Here’s a question: if you lie on an employment application in order to get a job, and you do in fact get the job as a result, was your dishonest behavior in your self-interest?
Most of us would probably say that the lie did advance your short-term interest, although there is a strong likelihood that long-term, simply as a practical matter, your dishonesty would come back to bite you. Thoughtful respondents might go further, pointing out that even when we “get away” with unethical behaviors, such actions tend to make us less aware of the effects of such behaviors on ourselves and others, and ultimately cause us to be worse people than we might otherwise be.
Being a deeply flawed human is arguably not in our self-interest.
Assuming you agree with this analysis of where self-interest properly lies, what can we say about corporations and other financially-interested parties that intentionally and knowingly create public doubt about climate change?
A recent article in the Proceedings of the National Academy of Scientists didn’t ask that question, but it did explore the “organizational and financial roots of polarization.” (That’s academic-ese for the process of intentionally sowing doubt about settled science.)
Ideological polarization around environmental issues—especially climate change—have increased in the last 20 years. This polarization has led to public uncertainty, and in some cases, policy stalemate. Much attention has been given to understanding individual attitudes, but much less to the larger organizational and financial roots of polarization. This gap is due to prior difficulties in gathering and analyzing quantitative data about these complex and furtive processes. This paper uses comprehensive text and network data to show how corporate funding influences the production and actual thematic content of polarization efforts. It highlights the important influence of private funding in public knowledge and politics, and provides researchers a methodological model for future studies that blend large-scale textual discourse with social networks.

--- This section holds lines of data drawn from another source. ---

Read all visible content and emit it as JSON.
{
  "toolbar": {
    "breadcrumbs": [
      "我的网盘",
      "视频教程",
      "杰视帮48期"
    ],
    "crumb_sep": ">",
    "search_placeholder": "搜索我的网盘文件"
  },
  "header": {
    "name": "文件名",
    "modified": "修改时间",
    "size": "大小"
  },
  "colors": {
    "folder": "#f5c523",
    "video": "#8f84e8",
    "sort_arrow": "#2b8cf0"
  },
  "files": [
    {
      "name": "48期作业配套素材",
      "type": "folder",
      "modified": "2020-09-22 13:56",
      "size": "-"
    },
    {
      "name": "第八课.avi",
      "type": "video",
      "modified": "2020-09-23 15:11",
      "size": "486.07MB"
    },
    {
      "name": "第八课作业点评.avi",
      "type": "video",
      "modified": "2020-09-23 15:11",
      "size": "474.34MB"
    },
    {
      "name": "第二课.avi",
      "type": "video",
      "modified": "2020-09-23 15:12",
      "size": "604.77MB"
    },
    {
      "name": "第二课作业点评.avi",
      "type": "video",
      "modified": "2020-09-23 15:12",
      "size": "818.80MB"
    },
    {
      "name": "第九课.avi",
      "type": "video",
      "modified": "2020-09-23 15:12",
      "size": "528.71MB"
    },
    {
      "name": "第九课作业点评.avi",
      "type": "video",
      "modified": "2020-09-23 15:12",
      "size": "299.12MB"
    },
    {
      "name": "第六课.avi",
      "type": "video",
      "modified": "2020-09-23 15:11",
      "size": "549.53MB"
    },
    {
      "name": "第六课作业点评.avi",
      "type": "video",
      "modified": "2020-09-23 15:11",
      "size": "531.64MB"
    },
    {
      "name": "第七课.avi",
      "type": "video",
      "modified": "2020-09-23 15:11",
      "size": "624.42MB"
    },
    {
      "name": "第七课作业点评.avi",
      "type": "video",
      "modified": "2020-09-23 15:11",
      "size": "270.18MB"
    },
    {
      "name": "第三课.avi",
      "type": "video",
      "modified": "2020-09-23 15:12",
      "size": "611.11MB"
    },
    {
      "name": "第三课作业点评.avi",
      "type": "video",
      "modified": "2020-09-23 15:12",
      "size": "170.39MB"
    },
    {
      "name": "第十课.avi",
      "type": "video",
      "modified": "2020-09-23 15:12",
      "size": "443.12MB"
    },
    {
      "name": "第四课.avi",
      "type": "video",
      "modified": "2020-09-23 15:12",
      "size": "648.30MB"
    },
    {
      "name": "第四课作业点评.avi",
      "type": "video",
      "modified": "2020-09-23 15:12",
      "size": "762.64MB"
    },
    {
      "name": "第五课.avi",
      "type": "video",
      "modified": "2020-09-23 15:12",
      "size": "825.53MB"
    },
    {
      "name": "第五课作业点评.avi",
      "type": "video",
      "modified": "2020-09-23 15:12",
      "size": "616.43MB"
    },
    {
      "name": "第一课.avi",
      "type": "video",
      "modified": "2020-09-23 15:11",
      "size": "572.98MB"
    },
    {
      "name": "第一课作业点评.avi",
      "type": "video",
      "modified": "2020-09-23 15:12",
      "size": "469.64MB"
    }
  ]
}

The entire article can be accessed at the link. Basically, it confirms that “uncertainty” is the desired outcome of expenditures made on behalf of fossil fuel interests. (I know you are shocked–shocked–to find that gambling is going on here.)
Many people excuse the efforts of gas and oil and coal interests to slow the development of renewable energy and green practices on the grounds that these companies and lobbyists are acting in their “self-interest.” I have heard people say that, although it is unfortunate, it is understandable that these companies would try to protect their bottom lines.
It may be understandable (it’s also “understandable” that people steal things they want, or shoot people they dislike), but it is profoundly immoral. And as far as “self-interest” is concerned, delaying widespread recognition of an existential threat to the planet cannot possibly be in the “self-interest” of any of the planet’s inhabitants.
Many years ago, De Toqueville admired Americans for displaying “enlightened self-interest,” or “self-interest rightly understood.” As he explained it,
The Americans…are fond of explaining almost all the actions of their lives by the principle of interest rightly understood; they show with complacency how an enlightened regard for themselves constantly prompts them to assist each other, and inclines them willingly to sacrifice a portion of their time and property to the welfare of the state.
Just like that lie on the employment application, climate-change denial in service of a short-term bottom line will eventually destroy the reputations of the liars. But in this case, the likely damage to millions of their fellow humans–including their own progeny– makes loss of reputation a pretty inadequate price to pay.